I’ve been keeping a list all year of books I thought flew under the radar with the intent to make this round-up post at the end of the year. Then, both Jamie at the Perpetual Page Turner and Dahlia posted their own lists and it spurred me to finally write this post instead of just listing titles down in a notebook.
My Under-the-Radar YA Picks of 2014
1. My Best Friend, Maybe by Caela Carter
I really enjoyed this book for it’s look at a messy friendship. Relationships of all sorts can be tough, and I thought My Best Friend, Maybe did an excellent job at showing all the ups and downs of a friendship with a lot of baggage. Also, I thought the struggle of the main character as it related to her faith and the faith of her parents really well-done without ever being preachy or dismissive. Plus, it’s set in Greece! Want more convincing? My review.
2. The Fourth Wish by Lindsay Ribar(sequel to the Art of Wishing)
I seriously do not understand how this series is not more popular. For one, it’s a complete duology. It’s also charming, adorable, and thoughtful. There’s action, adventure, cute romance, serious discussions, characters who grow, drama(the fun kind–the main character is into theater), etc. Want more convincing? My review here.
3. Some Boys by Patty Blount
Out of all the books I’ve read that deal with the topic of sexual assault, Some Boys is my favorite. It examines not only a sexual assault but also the culture surrounding it, including the way sports culture sometimes hides misdeeds done by athletes and the way so many people are slow to believe victims for a variety of reasons. Want more convincing? My review here.
4. The Gospel of Winter by Brendan Kiely
I am truly confused as to how this book skated under the radar in 2014. If I had to pick only one book from this list to feature, it would be The Gospel of Winter. This book also deals with sexual assault, but focuses on sexual and spiritual abuse in a religious institution. It’s incredibly nuanced and careful. It’s quiet and heartbreaking, and absolutely worth reading. Need more convincing? My review here.
5. MARY: The Summoning by Hillary Monahan
Let’s switch gears now and talk about YA horror. I haven’t read much horror, but what I have has left me mostly unimpressed. If I’m going to read horror, I want the shocks and the scares, but most of the books I’ve read felt like the were holding back.
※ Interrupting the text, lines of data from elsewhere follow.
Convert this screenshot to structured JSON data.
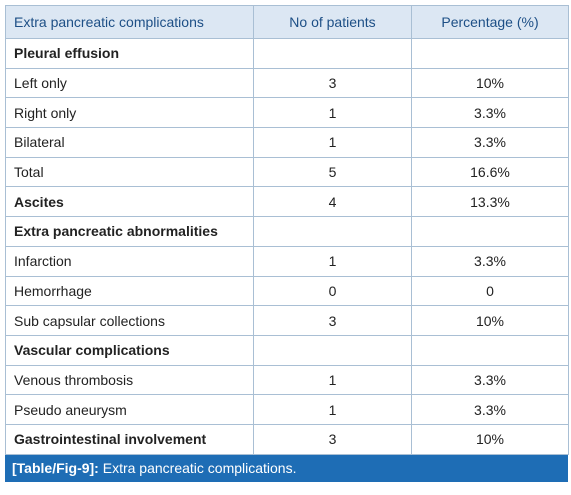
{
  "table": {
    "header": [
      "Extra pancreatic complications",
      "No of patients",
      "Percentage (%)"
    ],
    "rows": [
      {
        "label": "Pleural effusion",
        "bold": true
      },
      {
        "label": "Left only",
        "patients": 3,
        "percent": "10%"
      },
      {
        "label": "Right only",
        "patients": 1,
        "percent": "3.3%"
      },
      {
        "label": "Bilateral",
        "patients": 1,
        "percent": "3.3%"
      },
      {
        "label": "Total",
        "patients": 5,
        "percent": "16.6%"
      },
      {
        "label": "Ascites",
        "bold": true,
        "patients": 4,
        "percent": "13.3%"
      },
      {
        "label": "Extra pancreatic abnormalities",
        "bold": true
      },
      {
        "label": "Infarction",
        "patients": 1,
        "percent": "3.3%"
      },
      {
        "label": "Hemorrhage",
        "patients": 0,
        "percent": "0"
      },
      {
        "label": "Sub capsular collections",
        "patients": 3,
        "percent": "10%"
      },
      {
        "label": "Vascular complications",
        "bold": true
      },
      {
        "label": "Venous thrombosis",
        "patients": 1,
        "percent": "3.3%"
      },
      {
        "label": "Pseudo aneurysm",
        "patients": 1,
        "percent": "3.3%"
      },
      {
        "label": "Gastrointestinal involvement",
        "bold": true,
        "patients": 3,
        "percent": "10%"
      }
    ]
  },
  "caption": {
    "label": "[Table/Fig-9]:",
    "text": "Extra pancreatic complications."
  }
}
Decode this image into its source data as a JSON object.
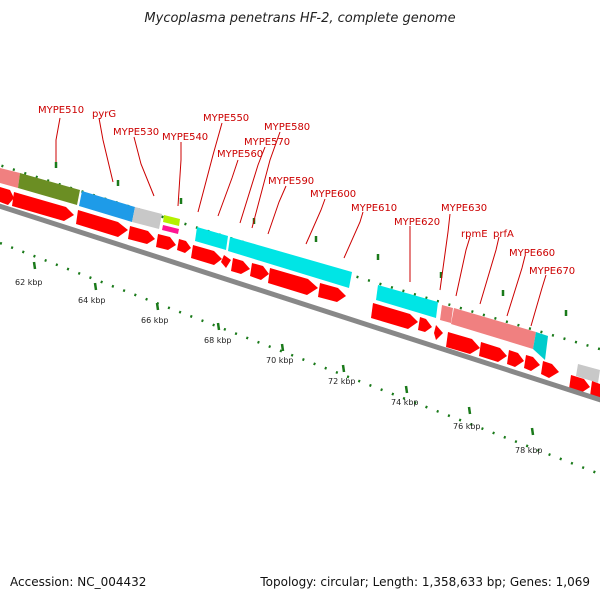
{
  "title": "Mycoplasma penetrans HF-2, complete genome",
  "footer": {
    "accession": "Accession: NC_004432",
    "summary": "Topology: circular; Length: 1,358,633 bp; Genes: 1,069"
  },
  "scale_labels": [
    {
      "text": "62 kbp",
      "kbp": 62
    },
    {
      "text": "64 kbp",
      "kbp": 64
    },
    {
      "text": "66 kbp",
      "kbp": 66
    },
    {
      "text": "68 kbp",
      "kbp": 68
    },
    {
      "text": "70 kbp",
      "kbp": 70
    },
    {
      "text": "72 kbp",
      "kbp": 72
    },
    {
      "text": "74 kbp",
      "kbp": 74
    },
    {
      "text": "76 kbp",
      "kbp": 76
    },
    {
      "text": "78 kbp",
      "kbp": 78
    }
  ],
  "gene_labels": [
    {
      "text": "MYPE510"
    },
    {
      "text": "pyrG"
    },
    {
      "text": "MYPE530"
    },
    {
      "text": "MYPE540"
    },
    {
      "text": "MYPE550"
    },
    {
      "text": "MYPE560"
    },
    {
      "text": "MYPE570"
    },
    {
      "text": "MYPE580"
    },
    {
      "text": "MYPE590"
    },
    {
      "text": "MYPE600"
    },
    {
      "text": "MYPE610"
    },
    {
      "text": "MYPE620"
    },
    {
      "text": "MYPE630"
    },
    {
      "text": "rpmE"
    },
    {
      "text": "prfA"
    },
    {
      "text": "MYPE660"
    },
    {
      "text": "MYPE670"
    }
  ],
  "colors": {
    "cds": "#ff0000",
    "label": "#cc0000",
    "backbone": "#888888",
    "tick": "#1a7a1a",
    "olive": "#6b8e23",
    "blue": "#1e9be8",
    "gray": "#c8c8c8",
    "yellow_green": "#b4f000",
    "magenta": "#ff1493",
    "cyan": "#00e5e5",
    "salmon": "#f08080",
    "teal": "#00cccc"
  }
}
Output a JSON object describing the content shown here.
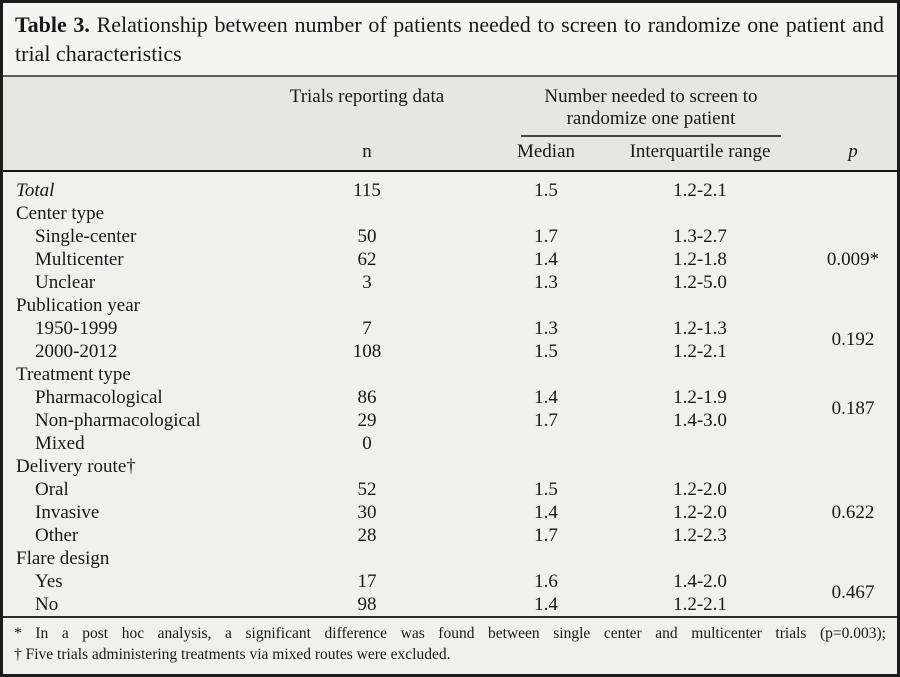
{
  "colors": {
    "page_background": "#f0f0ef",
    "title_background": "#f4f4f3",
    "header_band": "#e6e6e4",
    "outer_border": "#1b1b1b",
    "text": "#181818"
  },
  "title": {
    "label": "Table 3.",
    "text": "Relationship between number of patients needed to screen to randomize one patient and trial characteristics"
  },
  "header": {
    "trials_reporting_data": "Trials reporting data",
    "number_needed_spanner": "Number needed to screen to randomize one patient",
    "n": "n",
    "median": "Median",
    "interquartile_range": "Interquartile range",
    "p": "p"
  },
  "body": {
    "total": {
      "label": "Total",
      "n": "115",
      "median": "1.5",
      "iqr": "1.2-2.1"
    },
    "groups": [
      {
        "label": "Center type",
        "p": "0.009*",
        "items": [
          {
            "label": "Single-center",
            "n": "50",
            "median": "1.7",
            "iqr": "1.3-2.7"
          },
          {
            "label": "Multicenter",
            "n": "62",
            "median": "1.4",
            "iqr": "1.2-1.8"
          },
          {
            "label": "Unclear",
            "n": "3",
            "median": "1.3",
            "iqr": "1.2-5.0"
          }
        ]
      },
      {
        "label": "Publication year",
        "p": "0.192",
        "items": [
          {
            "label": "1950-1999",
            "n": "7",
            "median": "1.3",
            "iqr": "1.2-1.3"
          },
          {
            "label": "2000-2012",
            "n": "108",
            "median": "1.5",
            "iqr": "1.2-2.1"
          }
        ]
      },
      {
        "label": "Treatment type",
        "p": "0.187",
        "items": [
          {
            "label": "Pharmacological",
            "n": "86",
            "median": "1.4",
            "iqr": "1.2-1.9"
          },
          {
            "label": "Non-pharmacological",
            "n": "29",
            "median": "1.7",
            "iqr": "1.4-3.0"
          },
          {
            "label": "Mixed",
            "n": "0"
          }
        ]
      },
      {
        "label": "Delivery route†",
        "p": "0.622",
        "items": [
          {
            "label": "Oral",
            "n": "52",
            "median": "1.5",
            "iqr": "1.2-2.0"
          },
          {
            "label": "Invasive",
            "n": "30",
            "median": "1.4",
            "iqr": "1.2-2.0"
          },
          {
            "label": "Other",
            "n": "28",
            "median": "1.7",
            "iqr": "1.2-2.3"
          }
        ]
      },
      {
        "label": "Flare design",
        "p": "0.467",
        "items": [
          {
            "label": "Yes",
            "n": "17",
            "median": "1.6",
            "iqr": "1.4-2.0"
          },
          {
            "label": "No",
            "n": "98",
            "median": "1.4",
            "iqr": "1.2-2.1"
          }
        ]
      }
    ]
  },
  "footnotes": [
    "* In a post hoc analysis, a significant difference was found between single center and multicenter trials (p=0.003);",
    "† Five trials administering treatments via mixed routes were excluded."
  ]
}
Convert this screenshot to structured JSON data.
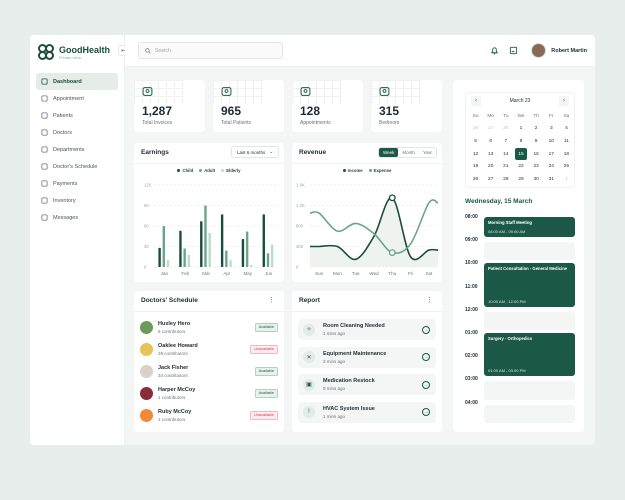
{
  "brand": {
    "name": "GoodHealth",
    "tagline": "Private clinic"
  },
  "sidebar": {
    "items": [
      {
        "label": "Dashboard",
        "icon": "grid-icon",
        "active": true
      },
      {
        "label": "Appointment",
        "icon": "calendar-icon"
      },
      {
        "label": "Patients",
        "icon": "patient-icon"
      },
      {
        "label": "Doctors",
        "icon": "stethoscope-icon"
      },
      {
        "label": "Departments",
        "icon": "building-icon"
      },
      {
        "label": "Doctor's Schedule",
        "icon": "schedule-icon"
      },
      {
        "label": "Payments",
        "icon": "card-icon"
      },
      {
        "label": "Inventory",
        "icon": "box-icon"
      },
      {
        "label": "Messages",
        "icon": "chat-icon"
      }
    ]
  },
  "header": {
    "search_placeholder": "Search",
    "user_name": "Robert Martin"
  },
  "stats": [
    {
      "value": "1,287",
      "label": "Total Invoices",
      "icon": "users-icon"
    },
    {
      "value": "965",
      "label": "Total Patients",
      "icon": "user-circle-icon"
    },
    {
      "value": "128",
      "label": "Appointments",
      "icon": "calendar-check-icon"
    },
    {
      "value": "315",
      "label": "Bedroom",
      "icon": "bed-icon"
    }
  ],
  "earnings": {
    "title": "Earnings",
    "filter": "Last 6 months"
  },
  "revenue": {
    "title": "Revenue",
    "tabs": [
      "Week",
      "Month",
      "Year"
    ],
    "active_tab": "Week"
  },
  "colors": {
    "accent": "#1b5848",
    "child": "#1b4d3e",
    "adult": "#6aa58a",
    "elderly": "#bcdccb",
    "unavailable": "#d9394e"
  },
  "chart_data": [
    {
      "type": "bar",
      "categories": [
        "Jan",
        "Feb",
        "Mar",
        "Apr",
        "May",
        "Jun"
      ],
      "ylim": [
        0,
        120
      ],
      "yticks": [
        "0",
        "30",
        "60",
        "90",
        "120"
      ],
      "legend": "top",
      "series": [
        {
          "name": "Child",
          "values": [
            28,
            53,
            67,
            77,
            41,
            77
          ]
        },
        {
          "name": "Adult",
          "values": [
            60,
            27,
            90,
            24,
            52,
            20
          ]
        },
        {
          "name": "Elderly",
          "values": [
            10,
            18,
            50,
            10,
            3,
            33
          ]
        }
      ]
    },
    {
      "type": "line",
      "categories": [
        "Sun",
        "Mon",
        "Tue",
        "Wed",
        "Thu",
        "Fri",
        "Sat"
      ],
      "ylim": [
        0,
        1600
      ],
      "yticks": [
        "0",
        "400",
        "800",
        "1.2K",
        "1.6K"
      ],
      "legend": "top",
      "series": [
        {
          "name": "Income",
          "values": [
            400,
            400,
            150,
            600,
            1350,
            200,
            330
          ]
        },
        {
          "name": "Expense",
          "values": [
            1050,
            700,
            850,
            650,
            280,
            450,
            1250
          ]
        }
      ]
    }
  ],
  "doctors": {
    "title": "Doctors' Schedule",
    "items": [
      {
        "name": "Huxley Hero",
        "contrib": "6 contributors",
        "status": "Available",
        "ok": true,
        "c": "#6b9a5a"
      },
      {
        "name": "Oaklee Howard",
        "contrib": "29 contributors",
        "status": "Unavailable",
        "ok": false,
        "c": "#e8c35a"
      },
      {
        "name": "Jack Fisher",
        "contrib": "34 contributors",
        "status": "Available",
        "ok": true,
        "c": "#d8d2c8"
      },
      {
        "name": "Harper McCoy",
        "contrib": "1 contributors",
        "status": "Available",
        "ok": true,
        "c": "#8a2c3a"
      },
      {
        "name": "Ruby McCoy",
        "contrib": "1 contributors",
        "status": "Unavailable",
        "ok": false,
        "c": "#ef8a3a"
      }
    ]
  },
  "report": {
    "title": "Report",
    "items": [
      {
        "title": "Room Cleaning Needed",
        "time": "1 mins ago",
        "icon": "cleaning-icon"
      },
      {
        "title": "Equipment Maintenance",
        "time": "3 mins ago",
        "icon": "tools-icon"
      },
      {
        "title": "Medication Restock",
        "time": "5 mins ago",
        "icon": "medkit-icon"
      },
      {
        "title": "HVAC System Issue",
        "time": "1 mins ago",
        "icon": "alert-icon"
      }
    ]
  },
  "calendar": {
    "month": "March 23",
    "weekdays": [
      "Su",
      "Mo",
      "Tu",
      "We",
      "Th",
      "Fr",
      "Sa"
    ],
    "days": [
      "26",
      "27",
      "28",
      "1",
      "2",
      "3",
      "4",
      "5",
      "6",
      "7",
      "8",
      "9",
      "10",
      "11",
      "12",
      "13",
      "14",
      "15",
      "16",
      "17",
      "18",
      "19",
      "20",
      "21",
      "22",
      "23",
      "24",
      "25",
      "26",
      "27",
      "28",
      "29",
      "30",
      "31",
      "1"
    ],
    "selected": "15"
  },
  "schedule": {
    "date": "Wednesday, 15 March",
    "times": [
      "08:00",
      "09:00",
      "10:00",
      "11:00",
      "12:00",
      "01:00",
      "02:00",
      "03:00",
      "04:00"
    ],
    "events": [
      {
        "title": "Morning Staff Meeting",
        "time": "08:00 AM - 09:00 AM"
      },
      {
        "title": "Patient Consultation - General Medicine",
        "time": "10:00 AM - 12:00 PM"
      },
      {
        "title": "Surgery - Orthopedics",
        "time": "01:00 AM - 03:00 PM"
      }
    ]
  }
}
Well, MARY certainly does not. You thought the legend of Bloody Mary wasn’t terrifying enough on its own? Well, then step right up and give this one a try. Need more convincing? My review here.
6. Life by Committee by Corey Ann Haydu
Life by Committee made me shake my head more than once, but in a good way. The main character is a mess, makes dumb mistakes, is “unlikable”, and is. . . well, a teenager. A human, really, and I loved this book a little for it. It’s also fast-paced in a way few contemporaries are. Need more convincing? My review here.
7. Lies My Girlfriend Told Me by Julie Anne Peters
Lies My Girlfriend Told Me ended up being nothing at all like I thought it would be. Despite the title and the summary, Lies My Girlfriend Told Me is much less about Alix finding out the lies and more about coming to terms with an unhealthy relationship. I particularly enjoyed this book for the contrast of a clearly unhealthy relationship(and the coping afterward) and a much healthier relationship. Need more convincing? My review here.
8. This Side of Salvation by Jerri Smith Ready
One thing I’m noticing as I write this list is that there were a good handful of YA books in 2014 that dealt with religious issues really well. This Side of Salvation is one of them. David’s parents got very religious after the death of David’s older brother–so religious, in fact, that they’re preparing for the rapture. What ensues in this book is an exploration of faith, relationships, and loss. Like so many other books on this list, the topic is handled respectfully and with so much nuance, and it’s heartening to see. I actually did not write a review of this one because some of the themes hit too close to home, but it’s definitely worth picking up.
9. The Chapel Wars by Lindsay Leavitt
Linday Leavitt writes adorable books and The Chapel Wars is no exception. This book in particular has such a fun premise(competing wedding chapels in Las Vegas!), some serious threads(the main character is dealing with getting her family’s chapel back in business after the death of her grandfather), and a fairly cute romance. I didn’t like this one as much as Leavitt’s 2013 Going Vintage, but I still think it’s an under-appreciated book. Need more convincing? My review here.
10. Free to Fall by Lauren Miller
This has been a mostly contemporary-heavy list, with a few exceptions, so for my last pick I want to highlight Free to Fall. This book may be long, but it never feels that way. It’s an exciting science fiction thriller that’s different from anything I’ve read before. I think what I like most about Free to Fall, though, is that it’s science fiction set in the relatively near future. It’s a fun read, but it’s also very accessible science fiction for readers who might be a little wary of the genre. Need more convincing? My review here.